Внезапно в зале возникла Марина Дудина в сопровождении двух санитаров. Поскольку на ее появление никто не отреагировал, она закричала слова поддержки себе сама:

– Свободу Марине Дудиной!

Услышав судорожный призыв, санитары немного подумали, затем плюнули, развернулись и ушли. Удивленная Дудина, проводив их взглядом, моментально включилась в творческий процесс. В трех метрах от себя она увидела ненавистные раскосые глаза Анастасии Бланманже и тут же отреагировала:

– Бланманже – сука!

Безпальцев на сцене начал танцевать «барыню», Степанида Маромой, обиженная, ушла за кулисы. Направляясь в женский туалет, в фойе она была остановлена непонятно откуда взявшимся колдуном Кулебякиным.

Колдун пил прямо из горлышка газированный лимонад и негромко мурлыкал:

Из всех известных в мире городов Я более всего Одессу уважаю. И буду воспевать я дальних берегов И с мыслью об нее я засыпаю. Ровнее улиц в мире нигде нет, И с кем хотите я поспорю: Кудой в Одессе не пойдешь, Тудою можно выйти к морю. Одесский вор – он тоже знаменит. С другими ворами нет никакого сходства. Япончик-Миша, пусть он был бандит, Но сколько на нему печати благородства. Или возьмем, к примеру, Беню Крик. Вы Молдаванки короля не знали? Какой размах, какой бандитский шик?! Знакомство с ним за доблесть почитали. А Додик Ойстрах, чтоб он был здоров! Его ж Италия боится. И звуком скрипки он таков, Что вся Одесса им гордится. И Сеня Керчик. Он теперь Кирсанов. Среди поэтов он в Москве как туз. Родился он на улице Гаванной И только ростом вышел карапуз. Бывают драки здесь И с матом, и без мата. Но если вам в Одессе выбьют глаз, То этот глаз уставит вам Филатов…
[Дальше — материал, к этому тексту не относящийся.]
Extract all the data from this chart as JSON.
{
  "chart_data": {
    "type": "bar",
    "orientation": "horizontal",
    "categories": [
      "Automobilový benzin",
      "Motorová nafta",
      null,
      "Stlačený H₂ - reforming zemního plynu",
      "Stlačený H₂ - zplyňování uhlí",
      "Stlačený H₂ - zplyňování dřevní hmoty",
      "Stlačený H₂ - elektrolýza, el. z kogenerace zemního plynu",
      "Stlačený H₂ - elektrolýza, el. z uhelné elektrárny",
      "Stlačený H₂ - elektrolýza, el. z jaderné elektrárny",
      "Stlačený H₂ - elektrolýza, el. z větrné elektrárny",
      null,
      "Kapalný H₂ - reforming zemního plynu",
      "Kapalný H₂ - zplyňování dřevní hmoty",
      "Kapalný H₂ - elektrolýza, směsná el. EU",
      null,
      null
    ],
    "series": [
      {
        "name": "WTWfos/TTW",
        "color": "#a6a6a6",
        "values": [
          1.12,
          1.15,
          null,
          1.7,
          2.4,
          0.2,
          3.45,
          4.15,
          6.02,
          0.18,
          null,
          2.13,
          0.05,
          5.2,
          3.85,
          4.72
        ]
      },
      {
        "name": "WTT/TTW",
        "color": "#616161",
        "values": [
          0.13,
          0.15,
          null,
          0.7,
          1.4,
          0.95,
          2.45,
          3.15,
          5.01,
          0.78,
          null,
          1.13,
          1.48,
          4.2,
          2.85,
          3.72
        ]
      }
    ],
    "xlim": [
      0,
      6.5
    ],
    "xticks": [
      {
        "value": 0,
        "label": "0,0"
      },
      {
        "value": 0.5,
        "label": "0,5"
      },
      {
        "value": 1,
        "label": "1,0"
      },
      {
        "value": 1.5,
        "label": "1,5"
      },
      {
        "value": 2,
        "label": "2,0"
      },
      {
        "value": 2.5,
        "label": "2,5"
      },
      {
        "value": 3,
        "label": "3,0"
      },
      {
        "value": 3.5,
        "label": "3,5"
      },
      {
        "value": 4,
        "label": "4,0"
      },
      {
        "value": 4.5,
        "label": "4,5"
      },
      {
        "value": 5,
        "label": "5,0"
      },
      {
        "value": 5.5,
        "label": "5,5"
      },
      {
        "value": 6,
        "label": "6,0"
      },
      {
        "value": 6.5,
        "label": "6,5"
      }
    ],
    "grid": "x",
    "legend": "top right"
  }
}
Сейчас Степаниде в ее эмоциональном пике крайне необходим был тайм-аут, и внезапно она его получила: прослушав достаточно экзотичное, но все равно внятное исполнение знакомой песни, Маромой в значительной мере пришла в себя. Только сейчас увидевший ее Кулебякин тут же попросил минутной аудиенции и, получив разрешение, понес:

Нас трое братьев Кулебякиных – и все колдуны. Один – лесной, второй – степной, а третий – водяной. Но при всем при том мы все трое – Николаи Ивановичи. Я – Николай Иванович. Брат мой – Николай Иванович.

– Да пошел ты…

– Не надо так со мной разговаривать.

Степанида ткнула собеседника кулаком, Кулебякин отлетел к противоположной стене и затих – путь был свободен.

После дамской комнаты Маромой из своего кабинета позвонила Самокруткину в палату:

– Иван Петрович, докладываю – собрание провели. Все в порядке. Кац, по-моему, арестован.

Самокруткин, выразив удовлетворение, ответил еще на несколько тривиальных вопросов о здоровье и пошел на вечернюю прогулку.

Степанида отправилась завершать собрание, что ей сравнительно быстро и удалось – аудитория устала. Последней, заслуживающей внимания мизансценой, была, как всегда, безобразная драка между Дудиной и Бланманже. Как всегда, их через несколько минут спарринга разняли, и удовлетворенные с синяками актрисы разошлись, как в море корабли.